Nel giorno in cui Roma è stata teatro del P-7, il raduno estemporaneo dei grandi leader del «mondo infame», c'è stato spazio anche per i detenuti che Bergoglio spesso ricordava negli Angelus e quando la cronaca o il cuore gliene offriva la possibilità. Sono stati loro a guidare il drappello dei quaranta emarginati (che comprendeva anche rifugiati, poveri, trans e persone in difficoltà) presenti a Santa Maria Maggiore in un luogo privilegiato della basilica, quelli che don Ben, alias Benoni Ambarus, il sacerdote romeno nominato proprio da Bergoglio responsabile della carità e della pastorale carceraria a Roma, qualche giorno fa ha definito «i figli prediletti» di papa Francesco. Quelli a cui nello stesso testamento il pontefice argentino ha lasciato 200mila euro, praticamente tutti i suoi soldi personali. E ieri queste quaranta anime in fuorigioco avevano davvero le lacrime agli occhi e, tutti, una rosa bianca in mano. «È stata una emozione grandissima - ha detto Tamara - sono stata all'ultimo saluto a Papa Francesco per ringraziarlo per le porte che ci ha aperto, dell'essere sempre presente con noi, spero che questo continui, perché così voleva e così spero che sarà».

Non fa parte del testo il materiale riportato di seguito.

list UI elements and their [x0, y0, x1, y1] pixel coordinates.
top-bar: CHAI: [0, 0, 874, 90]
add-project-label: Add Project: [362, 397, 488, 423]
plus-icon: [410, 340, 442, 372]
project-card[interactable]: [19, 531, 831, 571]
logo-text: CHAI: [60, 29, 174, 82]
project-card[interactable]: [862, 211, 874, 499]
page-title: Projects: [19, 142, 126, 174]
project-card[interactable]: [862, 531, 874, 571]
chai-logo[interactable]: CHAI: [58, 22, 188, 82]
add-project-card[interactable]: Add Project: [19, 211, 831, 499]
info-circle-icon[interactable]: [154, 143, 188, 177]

Nel drappello c'erano anche cinque detenuti di Rebibbia, il carcere che Bergolio ha trasformato in una basilica lo scorso dicembre, aprendone la porta come quella di San Pietro spalancata poche ore prima per dare il via al Giubileo, gesto che ha consacrato il penitenziario romano - e con lui tutti i carceri del mondo - come luogo sacro per fede e umanità. Rebibbia è stato anche uno degli ultimi luoghi visitati da Bergoglio prima di morire, il 17 aprile, il giovedì di Pasqua. E Rebibbia, lontano una decina di chilometri dal centro attraversato dal corteo funebre, è stato uno dei carceri dove con più fervore è stata seguita davanti ai teleschermi la giornata di lutto e fratellanza. E lo stesso è accaduto in tutti i carceri della penisola, da Regina Coeli a Brescia.

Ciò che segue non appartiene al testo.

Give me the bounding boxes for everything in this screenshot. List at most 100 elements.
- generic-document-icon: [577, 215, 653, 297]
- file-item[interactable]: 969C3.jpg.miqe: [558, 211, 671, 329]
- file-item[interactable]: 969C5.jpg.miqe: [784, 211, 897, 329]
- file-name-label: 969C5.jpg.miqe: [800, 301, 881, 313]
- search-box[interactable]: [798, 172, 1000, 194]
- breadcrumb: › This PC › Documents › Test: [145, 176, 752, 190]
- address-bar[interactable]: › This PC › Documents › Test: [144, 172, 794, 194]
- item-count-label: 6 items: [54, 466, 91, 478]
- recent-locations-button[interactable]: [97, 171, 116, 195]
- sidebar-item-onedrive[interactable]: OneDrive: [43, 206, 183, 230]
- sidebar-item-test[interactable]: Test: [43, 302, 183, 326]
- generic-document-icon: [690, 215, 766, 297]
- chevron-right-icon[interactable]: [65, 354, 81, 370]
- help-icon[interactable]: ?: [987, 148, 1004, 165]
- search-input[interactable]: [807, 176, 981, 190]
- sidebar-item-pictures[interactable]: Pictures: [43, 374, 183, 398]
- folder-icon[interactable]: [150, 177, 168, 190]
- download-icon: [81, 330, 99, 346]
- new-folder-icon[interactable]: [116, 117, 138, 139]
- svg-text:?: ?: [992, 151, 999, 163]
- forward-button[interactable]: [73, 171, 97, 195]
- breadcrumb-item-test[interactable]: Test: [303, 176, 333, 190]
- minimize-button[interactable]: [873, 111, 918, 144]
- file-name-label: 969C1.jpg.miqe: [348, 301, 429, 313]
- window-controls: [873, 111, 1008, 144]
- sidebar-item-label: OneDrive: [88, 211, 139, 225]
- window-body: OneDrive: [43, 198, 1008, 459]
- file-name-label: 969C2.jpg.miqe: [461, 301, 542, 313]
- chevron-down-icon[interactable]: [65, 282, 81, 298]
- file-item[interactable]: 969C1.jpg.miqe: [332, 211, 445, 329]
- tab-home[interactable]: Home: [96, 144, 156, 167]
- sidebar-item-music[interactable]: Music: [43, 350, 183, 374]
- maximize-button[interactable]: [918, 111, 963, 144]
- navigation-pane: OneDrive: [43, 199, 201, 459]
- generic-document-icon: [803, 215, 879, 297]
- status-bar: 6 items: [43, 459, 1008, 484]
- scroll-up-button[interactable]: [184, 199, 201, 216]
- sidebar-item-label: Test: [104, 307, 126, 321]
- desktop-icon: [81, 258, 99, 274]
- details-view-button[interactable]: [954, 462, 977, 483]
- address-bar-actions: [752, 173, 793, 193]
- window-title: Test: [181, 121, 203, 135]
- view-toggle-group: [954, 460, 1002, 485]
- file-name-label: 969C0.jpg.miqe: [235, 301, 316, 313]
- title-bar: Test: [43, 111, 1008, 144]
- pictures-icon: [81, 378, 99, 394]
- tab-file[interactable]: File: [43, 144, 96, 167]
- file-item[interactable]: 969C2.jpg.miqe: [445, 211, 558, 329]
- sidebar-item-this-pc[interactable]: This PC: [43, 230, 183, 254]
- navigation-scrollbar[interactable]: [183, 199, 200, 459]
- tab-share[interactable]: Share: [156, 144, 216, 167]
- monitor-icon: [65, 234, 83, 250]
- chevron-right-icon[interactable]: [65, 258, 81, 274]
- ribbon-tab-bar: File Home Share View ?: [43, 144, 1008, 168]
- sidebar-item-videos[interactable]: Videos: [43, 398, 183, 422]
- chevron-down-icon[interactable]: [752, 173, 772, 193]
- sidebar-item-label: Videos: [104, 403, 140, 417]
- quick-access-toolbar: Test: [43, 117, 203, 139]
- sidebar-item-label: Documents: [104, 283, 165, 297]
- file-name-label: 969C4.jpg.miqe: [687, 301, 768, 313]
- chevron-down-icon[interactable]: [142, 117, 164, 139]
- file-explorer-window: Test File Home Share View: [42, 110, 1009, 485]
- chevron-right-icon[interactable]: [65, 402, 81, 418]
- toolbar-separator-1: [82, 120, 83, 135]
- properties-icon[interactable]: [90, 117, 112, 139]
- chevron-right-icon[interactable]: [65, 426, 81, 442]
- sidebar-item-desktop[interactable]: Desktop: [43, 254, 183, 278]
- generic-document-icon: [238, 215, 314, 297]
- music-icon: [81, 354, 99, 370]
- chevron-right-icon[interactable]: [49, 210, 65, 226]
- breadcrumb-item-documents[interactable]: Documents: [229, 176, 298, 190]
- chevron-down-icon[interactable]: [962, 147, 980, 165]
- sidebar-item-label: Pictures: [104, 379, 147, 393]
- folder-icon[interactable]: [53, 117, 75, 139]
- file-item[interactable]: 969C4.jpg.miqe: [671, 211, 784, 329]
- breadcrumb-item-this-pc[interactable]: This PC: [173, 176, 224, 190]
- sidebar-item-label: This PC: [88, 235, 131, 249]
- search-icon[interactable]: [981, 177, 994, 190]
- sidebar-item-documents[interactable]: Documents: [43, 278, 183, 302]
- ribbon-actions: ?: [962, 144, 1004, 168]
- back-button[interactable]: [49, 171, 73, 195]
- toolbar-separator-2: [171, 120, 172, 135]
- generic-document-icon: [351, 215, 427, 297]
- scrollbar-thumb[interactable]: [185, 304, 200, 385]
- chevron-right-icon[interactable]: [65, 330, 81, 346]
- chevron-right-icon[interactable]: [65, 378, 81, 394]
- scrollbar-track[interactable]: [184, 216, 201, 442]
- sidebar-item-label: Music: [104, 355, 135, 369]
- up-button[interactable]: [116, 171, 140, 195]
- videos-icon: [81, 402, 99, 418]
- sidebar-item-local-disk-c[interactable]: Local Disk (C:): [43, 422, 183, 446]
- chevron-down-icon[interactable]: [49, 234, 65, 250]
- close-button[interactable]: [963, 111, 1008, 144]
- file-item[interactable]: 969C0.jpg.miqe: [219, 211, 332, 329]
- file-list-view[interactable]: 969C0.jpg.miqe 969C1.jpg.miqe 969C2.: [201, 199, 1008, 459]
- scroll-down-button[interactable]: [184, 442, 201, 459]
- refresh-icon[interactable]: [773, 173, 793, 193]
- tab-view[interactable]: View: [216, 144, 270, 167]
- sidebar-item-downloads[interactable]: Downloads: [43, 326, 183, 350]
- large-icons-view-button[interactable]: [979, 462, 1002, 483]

«Il Papa sino all'ultimo ha avuto in mente gli ultimi, soprattutto le persone che stavano in carcere. Spero tanto che la sua morte possa costituire un momento di maggiore attenzione verso il mondo carcerario», dice il segretario generale del Sindacato di Polizia Penitenziaria, Aldo Di Giacomo.

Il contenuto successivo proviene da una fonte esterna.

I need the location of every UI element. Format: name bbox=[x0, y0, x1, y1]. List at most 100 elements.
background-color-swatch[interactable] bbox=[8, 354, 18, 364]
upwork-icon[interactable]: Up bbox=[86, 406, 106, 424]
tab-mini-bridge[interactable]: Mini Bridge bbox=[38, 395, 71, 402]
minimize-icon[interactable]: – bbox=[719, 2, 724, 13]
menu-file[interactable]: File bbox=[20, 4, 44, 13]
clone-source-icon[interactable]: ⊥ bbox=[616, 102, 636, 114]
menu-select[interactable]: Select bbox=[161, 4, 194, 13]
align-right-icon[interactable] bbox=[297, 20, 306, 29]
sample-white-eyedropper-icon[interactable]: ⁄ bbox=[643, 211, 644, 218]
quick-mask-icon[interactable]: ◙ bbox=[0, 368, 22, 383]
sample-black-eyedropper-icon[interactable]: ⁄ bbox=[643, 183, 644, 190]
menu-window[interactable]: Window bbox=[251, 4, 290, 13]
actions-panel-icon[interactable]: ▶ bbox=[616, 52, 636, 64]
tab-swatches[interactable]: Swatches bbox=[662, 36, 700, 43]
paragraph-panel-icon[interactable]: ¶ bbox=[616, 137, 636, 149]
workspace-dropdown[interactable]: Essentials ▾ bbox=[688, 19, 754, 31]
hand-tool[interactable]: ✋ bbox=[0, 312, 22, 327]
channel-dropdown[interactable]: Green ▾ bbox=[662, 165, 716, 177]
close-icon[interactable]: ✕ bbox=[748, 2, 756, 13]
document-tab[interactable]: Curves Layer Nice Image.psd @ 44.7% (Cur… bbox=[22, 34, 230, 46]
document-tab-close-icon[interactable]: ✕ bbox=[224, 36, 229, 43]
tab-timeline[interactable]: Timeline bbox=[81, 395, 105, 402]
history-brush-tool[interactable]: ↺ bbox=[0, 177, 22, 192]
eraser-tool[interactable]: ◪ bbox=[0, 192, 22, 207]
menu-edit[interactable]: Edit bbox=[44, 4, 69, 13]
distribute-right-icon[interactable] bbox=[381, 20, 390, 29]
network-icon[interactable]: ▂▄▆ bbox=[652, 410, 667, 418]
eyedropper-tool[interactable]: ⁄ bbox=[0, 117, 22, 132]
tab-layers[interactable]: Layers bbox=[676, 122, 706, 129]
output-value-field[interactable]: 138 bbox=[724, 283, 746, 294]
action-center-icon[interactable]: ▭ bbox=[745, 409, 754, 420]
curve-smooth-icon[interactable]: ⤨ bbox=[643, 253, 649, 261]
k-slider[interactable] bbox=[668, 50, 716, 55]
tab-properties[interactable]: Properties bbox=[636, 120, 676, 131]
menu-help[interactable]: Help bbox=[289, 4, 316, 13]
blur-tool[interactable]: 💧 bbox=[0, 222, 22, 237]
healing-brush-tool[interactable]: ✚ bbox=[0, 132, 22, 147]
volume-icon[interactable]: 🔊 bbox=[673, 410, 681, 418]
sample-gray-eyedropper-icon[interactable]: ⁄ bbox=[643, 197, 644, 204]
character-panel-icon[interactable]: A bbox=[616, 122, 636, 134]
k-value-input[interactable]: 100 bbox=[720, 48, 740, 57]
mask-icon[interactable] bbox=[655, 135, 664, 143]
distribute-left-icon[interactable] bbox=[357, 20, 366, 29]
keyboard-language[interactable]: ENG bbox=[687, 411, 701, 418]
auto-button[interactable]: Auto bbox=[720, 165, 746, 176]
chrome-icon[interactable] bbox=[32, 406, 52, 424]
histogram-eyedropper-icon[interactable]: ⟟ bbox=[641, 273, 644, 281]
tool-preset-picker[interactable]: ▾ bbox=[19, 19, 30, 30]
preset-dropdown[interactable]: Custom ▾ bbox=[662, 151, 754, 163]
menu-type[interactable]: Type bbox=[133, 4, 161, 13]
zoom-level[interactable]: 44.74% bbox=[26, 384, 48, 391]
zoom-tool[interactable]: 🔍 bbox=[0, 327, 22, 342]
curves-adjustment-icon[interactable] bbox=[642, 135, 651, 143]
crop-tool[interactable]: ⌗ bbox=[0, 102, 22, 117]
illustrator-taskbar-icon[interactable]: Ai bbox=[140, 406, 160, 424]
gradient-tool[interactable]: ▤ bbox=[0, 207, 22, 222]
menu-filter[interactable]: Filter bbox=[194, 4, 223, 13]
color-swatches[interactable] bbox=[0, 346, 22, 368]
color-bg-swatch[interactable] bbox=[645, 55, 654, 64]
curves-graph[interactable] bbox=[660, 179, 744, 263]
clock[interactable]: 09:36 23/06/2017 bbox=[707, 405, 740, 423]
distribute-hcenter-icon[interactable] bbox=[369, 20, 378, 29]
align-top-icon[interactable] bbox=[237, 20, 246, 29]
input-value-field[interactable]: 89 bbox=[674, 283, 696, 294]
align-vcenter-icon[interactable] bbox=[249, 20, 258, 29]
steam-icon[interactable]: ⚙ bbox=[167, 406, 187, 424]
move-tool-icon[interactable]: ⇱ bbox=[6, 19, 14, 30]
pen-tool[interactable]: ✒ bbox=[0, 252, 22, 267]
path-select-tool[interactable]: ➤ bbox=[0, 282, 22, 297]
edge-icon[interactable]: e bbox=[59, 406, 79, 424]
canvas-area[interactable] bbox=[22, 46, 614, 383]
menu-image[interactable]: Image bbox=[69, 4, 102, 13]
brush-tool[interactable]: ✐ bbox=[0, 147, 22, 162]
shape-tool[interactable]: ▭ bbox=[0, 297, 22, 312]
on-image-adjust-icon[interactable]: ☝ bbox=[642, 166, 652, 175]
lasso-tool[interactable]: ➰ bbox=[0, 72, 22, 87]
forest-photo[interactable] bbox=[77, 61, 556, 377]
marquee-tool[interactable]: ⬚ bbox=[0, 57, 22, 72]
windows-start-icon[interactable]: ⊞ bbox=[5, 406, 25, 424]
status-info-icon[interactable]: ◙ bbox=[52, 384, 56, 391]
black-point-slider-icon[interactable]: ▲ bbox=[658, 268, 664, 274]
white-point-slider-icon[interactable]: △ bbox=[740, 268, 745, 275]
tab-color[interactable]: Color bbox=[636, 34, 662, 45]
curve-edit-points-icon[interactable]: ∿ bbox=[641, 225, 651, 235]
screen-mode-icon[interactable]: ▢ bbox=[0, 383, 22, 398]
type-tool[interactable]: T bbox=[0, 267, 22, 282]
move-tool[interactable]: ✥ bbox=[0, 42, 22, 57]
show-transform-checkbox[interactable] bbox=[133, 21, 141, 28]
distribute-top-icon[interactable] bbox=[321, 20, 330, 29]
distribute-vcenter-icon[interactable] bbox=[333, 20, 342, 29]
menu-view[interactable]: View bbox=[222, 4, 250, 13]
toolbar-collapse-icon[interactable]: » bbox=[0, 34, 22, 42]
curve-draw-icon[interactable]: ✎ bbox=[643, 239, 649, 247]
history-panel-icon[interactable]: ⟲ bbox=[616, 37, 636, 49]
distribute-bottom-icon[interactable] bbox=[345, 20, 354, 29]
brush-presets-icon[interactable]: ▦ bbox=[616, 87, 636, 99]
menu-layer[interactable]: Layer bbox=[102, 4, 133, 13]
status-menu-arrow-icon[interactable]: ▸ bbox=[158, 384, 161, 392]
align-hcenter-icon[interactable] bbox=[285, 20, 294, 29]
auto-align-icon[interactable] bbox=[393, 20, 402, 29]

Polemico Gennarino De Fazio, segretario generale del sindacato Uilpa Polizia Penitenziaria: «Oggi si celebra anche il culto dell'ipocrisia e, persino, della blasfemia dei tanti che si richiamano ai valori espressi dal Santo Padre, ma detenendone la responsabilità politica, nulla fanno per migliorare concretamente le condizioni delle prigioni». Sino a chi dice, evidentemente senza contegno e pudore, che opererà in suo nome».